Comment repenser l’avenir, à travers la mémoire léguée par cel·leux qui nous ont précédé·es ?
Bien loin des projecteurs du théâtre, Jo Libertiaux s’est construite toute seule, dans un monde dominé par les hommes. Issue d’un milieu populaire et mariée très jeune, elle a divorcé en 1982, à une époque où cela était encore mal perçu par une grande partie de la société. Pendant des années, elle a travaillé comme coiffeuse, afin d’élever ses quatre garçons en toute indépendance. Aujourd’hui retraitée, cette femme libre et infatigable a accepté, à plus de 70 ans, d’entamer une nouvelle carrière : devenir comédienne. Accompagnée de son plus jeune fils, l’acteur, auteur et metteur en scène Cédric Eeckhout, elle monte sur les planches et se lance avec lui dans un pas de deux théâtral, au sein duquel la mémoire intime frôle l’histoire récente de notre monde, pour tisser le récit d’un précieux héritage : l’amour infini entre un fils et sa mère.
Dans le cadre de son précédent spectacle, Cédric Eeckhout avait déjà entraîné sa maman aux quatre coins de l’Europe post-Brexit, pour confronter ses fêlures personnelles au destin d’un continent de plus en plus craquelé. Mais la belle aventure théâtrale de ce duo rempli de tendresse ne pouvait s’arrêter en si bon chemin. Et c’est aujourd’hui au Varia, en partenariat avec Les Tanneurs, que nous nous réjouissons de les retrouver dans une nouvelle création d’une sincérité totale et d’un humour décapant. Au côté d'une chanteuse/pianiste, Jo remonte sur scène pour nous offrir, cette fois-ci, le récit de sa propre existence. Sept décennies d’espoirs, de luttes et de désillusions, traversées par une femme qui s’est toujours tenue du côté de la joie. Elle raconte sa vie et, à ses côtés, Cédric la romance, l’incarne, devient peu à peu le double fantasmé de cette héroïne qui, à sa manière, a contribué au long combat des femmes vers l’émancipation.
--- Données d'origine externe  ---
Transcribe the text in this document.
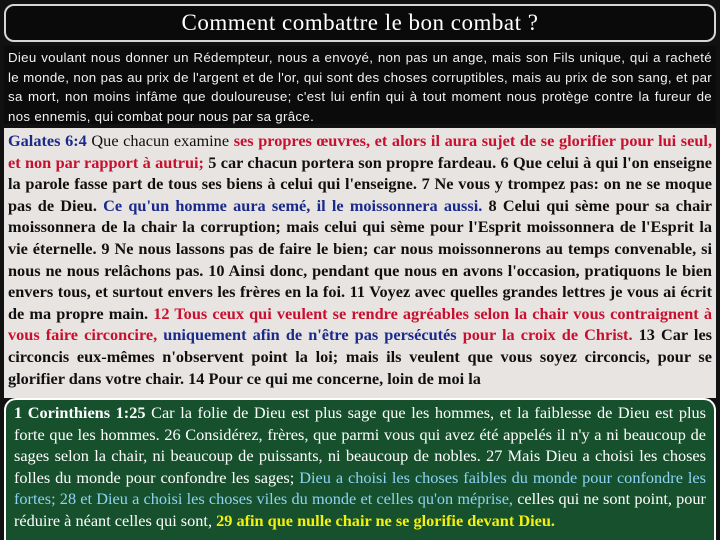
Comment combattre le bon combat ?
Dieu voulant nous donner un Rédempteur, nous a envoyé, non pas un ange, mais son Fils unique, qui a racheté le monde, non pas au prix de l'argent et de l'or, qui sont des choses corruptibles, mais au prix de son sang, et par sa mort, non moins infâme que douloureuse; c'est lui enfin qui à tout moment nous protège contre la fureur de nos ennemis, qui combat pour nous par sa grâce.
Galates 6:4 Que chacun examine ses propres œuvres, et alors il aura sujet de se glorifier pour lui seul, et non par rapport à autrui; 5 car chacun portera son propre fardeau. 6 Que celui à qui l'on enseigne la parole fasse part de tous ses biens à celui qui l'enseigne. 7 Ne vous y trompez pas: on ne se moque pas de Dieu. Ce qu'un homme aura semé, il le moissonnera aussi. 8 Celui qui sème pour sa chair moissonnera de la chair la corruption; mais celui qui sème pour l'Esprit moissonnera de l'Esprit la vie éternelle. 9 Ne nous lassons pas de faire le bien; car nous moissonnerons au temps convenable, si nous ne nous relâchons pas. 10 Ainsi donc, pendant que nous en avons l'occasion, pratiquons le bien envers tous, et surtout envers les frères en la foi. 11 Voyez avec quelles grandes lettres je vous ai écrit de ma propre main. 12 Tous ceux qui veulent se rendre agréables selon la chair vous contraignent à vous faire circoncire, uniquement afin de n'être pas persécutés pour la croix de Christ. 13 Car les circoncis eux-mêmes n'observent point la loi; mais ils veulent que vous soyez circoncis, pour se glorifier dans votre chair. 14 Pour ce qui me concerne, loin de moi la
1 Corinthiens 1:25 Car la folie de Dieu est plus sage que les hommes, et la faiblesse de Dieu est plus forte que les hommes. 26 Considérez, frères, que parmi vous qui avez été appelés il n'y a ni beaucoup de sages selon la chair, ni beaucoup de puissants, ni beaucoup de nobles. 27 Mais Dieu a choisi les choses folles du monde pour confondre les sages; Dieu a choisi les choses faibles du monde pour confondre les fortes; 28 et Dieu a choisi les choses viles du monde et celles qu'on méprise, celles qui ne sont point, pour réduire à néant celles qui sont, 29 afin que nulle chair ne se glorifie devant Dieu.
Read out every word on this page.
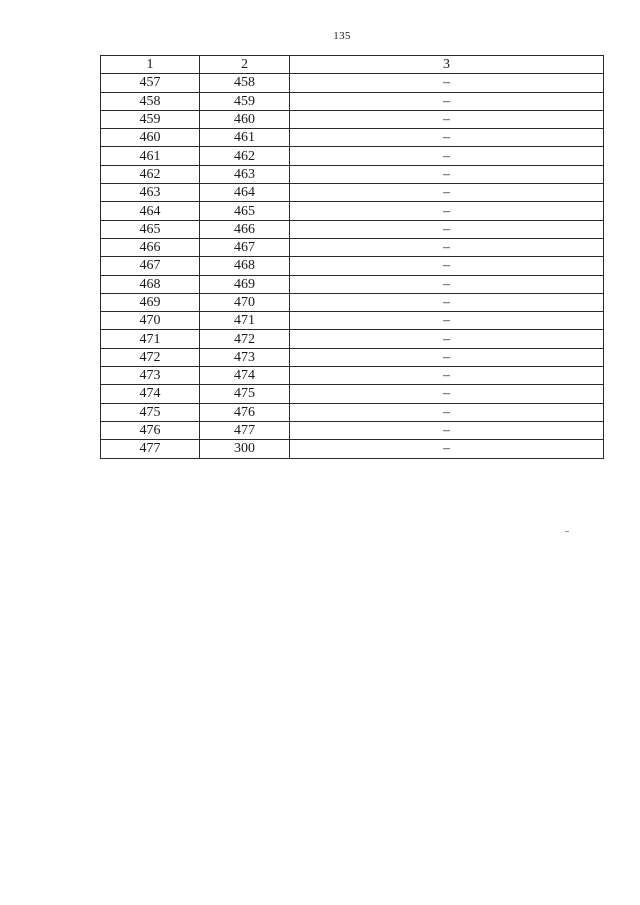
135
1	2	3
457	458	–
458	459	–
459	460	–
460	461	–
461	462	–
462	463	–
463	464	–
464	465	–
465	466	–
466	467	–
467	468	–
468	469	–
469	470	–
470	471	–
471	472	–
472	473	–
473	474	–
474	475	–
475	476	–
476	477	–
477	300	–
Outre la magnifique complicité qui relie une mère et son fils, Héritage questionne aussi ces liens d’amour et de transmission qui, d’une génération à l’autre, contribuent à la fabrication de nos identités. Comment s’est forgé ce matrimoine immatériel qu’une femme lègue à son enfant ? Comment ce dernier s’est-il construit en tant qu’homme, dans le sillon de sa mère, pour dénoncer aujourd’hui la violence du patriarcat ? Malgré les obstacles qu’elle a rencontrés, comment le passé de Jo, qui a connu l’horizon florissant des Trente Glorieuses, dialogue-t-il avec le présent de son fils, dans une Europe tiraillée entre crises sociales, économiques et écologiques ? Entre récit intime et réflexion politique, Héritage transforme la scène en un terrain de jeu et de mémoire, résolument tourné vers l’avenir. Aussi drôle que touchant, cet autoportrait croisé d’un artiste confirmé et de sa mère, une comédienne naissante, nous rappelle qu’au théâtre, il n’est jamais trop tard pour faire entendre sa voix.